Enquanto as operações no Brasil caminhavam bem, lá fora, operações similares noticiavam seus primeiros prejuízos. A gigante dos patinetes Lime, caminhava para um registro de prejuízo de cerca de US$ 300 milhões no ano, isso para quem tinha uma receita de US$ 420 milhões, dando mostras do pouco zelo com o dinheiro do investidor. O ano de 2020 começou e iniciaram os cortes na Grow, reduzindo a oferta do seu serviço em cerca de 14 cidades além de interromper o serviço de bicicletas. Junto com essa redução iniciaram as demissões, como já se esperava

O aporte esperado pelo SoftBank não veio, e a empresa iniciava agora o seu calvário. Caso ocorre-se o aporte, a empresa estaria valendo cerca de US$ 700 milhões.

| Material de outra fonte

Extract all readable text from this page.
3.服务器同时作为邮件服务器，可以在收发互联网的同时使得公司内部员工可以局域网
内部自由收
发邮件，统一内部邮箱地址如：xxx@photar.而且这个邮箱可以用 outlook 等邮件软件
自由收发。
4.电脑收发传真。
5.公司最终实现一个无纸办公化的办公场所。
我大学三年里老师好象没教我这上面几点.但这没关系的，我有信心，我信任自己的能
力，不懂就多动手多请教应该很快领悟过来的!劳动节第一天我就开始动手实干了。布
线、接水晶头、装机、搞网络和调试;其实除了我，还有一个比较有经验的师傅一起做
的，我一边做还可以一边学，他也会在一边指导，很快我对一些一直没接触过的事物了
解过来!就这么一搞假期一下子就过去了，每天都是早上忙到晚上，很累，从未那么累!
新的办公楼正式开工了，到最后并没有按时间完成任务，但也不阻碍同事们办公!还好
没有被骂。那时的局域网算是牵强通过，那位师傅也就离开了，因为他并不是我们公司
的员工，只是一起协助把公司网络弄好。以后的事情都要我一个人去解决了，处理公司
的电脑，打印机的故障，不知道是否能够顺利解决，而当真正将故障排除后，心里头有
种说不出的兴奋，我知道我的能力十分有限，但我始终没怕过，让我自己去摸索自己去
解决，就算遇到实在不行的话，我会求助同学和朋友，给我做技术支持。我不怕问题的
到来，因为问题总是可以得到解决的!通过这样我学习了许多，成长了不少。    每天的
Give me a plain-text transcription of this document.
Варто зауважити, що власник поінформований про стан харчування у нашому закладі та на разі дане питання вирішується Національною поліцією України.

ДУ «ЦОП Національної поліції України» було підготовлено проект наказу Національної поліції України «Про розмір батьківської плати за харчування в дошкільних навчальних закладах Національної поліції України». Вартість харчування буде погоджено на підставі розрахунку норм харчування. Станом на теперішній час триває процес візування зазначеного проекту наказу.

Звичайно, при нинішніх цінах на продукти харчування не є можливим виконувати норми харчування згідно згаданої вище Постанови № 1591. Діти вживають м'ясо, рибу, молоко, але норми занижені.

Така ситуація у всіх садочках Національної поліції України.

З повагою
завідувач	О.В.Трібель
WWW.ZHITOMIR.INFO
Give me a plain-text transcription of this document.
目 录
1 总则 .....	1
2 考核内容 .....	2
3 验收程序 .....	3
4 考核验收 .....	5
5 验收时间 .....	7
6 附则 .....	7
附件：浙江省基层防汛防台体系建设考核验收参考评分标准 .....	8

Outro fator foi o elevado custo de manutenção, visto que todos os itens eram importados. As bikes sofreram com o mesmo problema, com o agravante de que sua margem de lucro era bem mais baixa, logo é muito provável que o serviço de locação de bike não volte. Por último a falta de um marco regulatório para todo Brasil, e não um para cada cidade, e por conta disso muitas cidades proibiram a operação.

Tudo, parecia ser a crônica de uma morte anunciada. E logo nada é tão ruim que não possa piorar, e assim veio a Pandemia que colocou uma pá de cal no negócio. Com a queda metade de todos os colaboradores foram demitidos.

Outras tentativas de sobrevivência vinham sendo feitas, como o aluguel mensal de patinetes considerando a grande sobra do número deles no seu estoque, entre as inúmeras reduções de pessoas e de área locada

A última cartada foi dada no final do mês de julho, quando entraram com pedido de recuperação na 1.ª Vara de Falências da Justiça de São Paulo. As dívidas apresentadas somam cerca de R$ 40 milhões.

Dívidas e investimentos de quase R$1 bilhão em investimentos, que estão virando pó, e que só reforçam a necessidade de maior rigor na condução das startups, e que investidores no Brasil não aceitam prejuízo por muito tempo.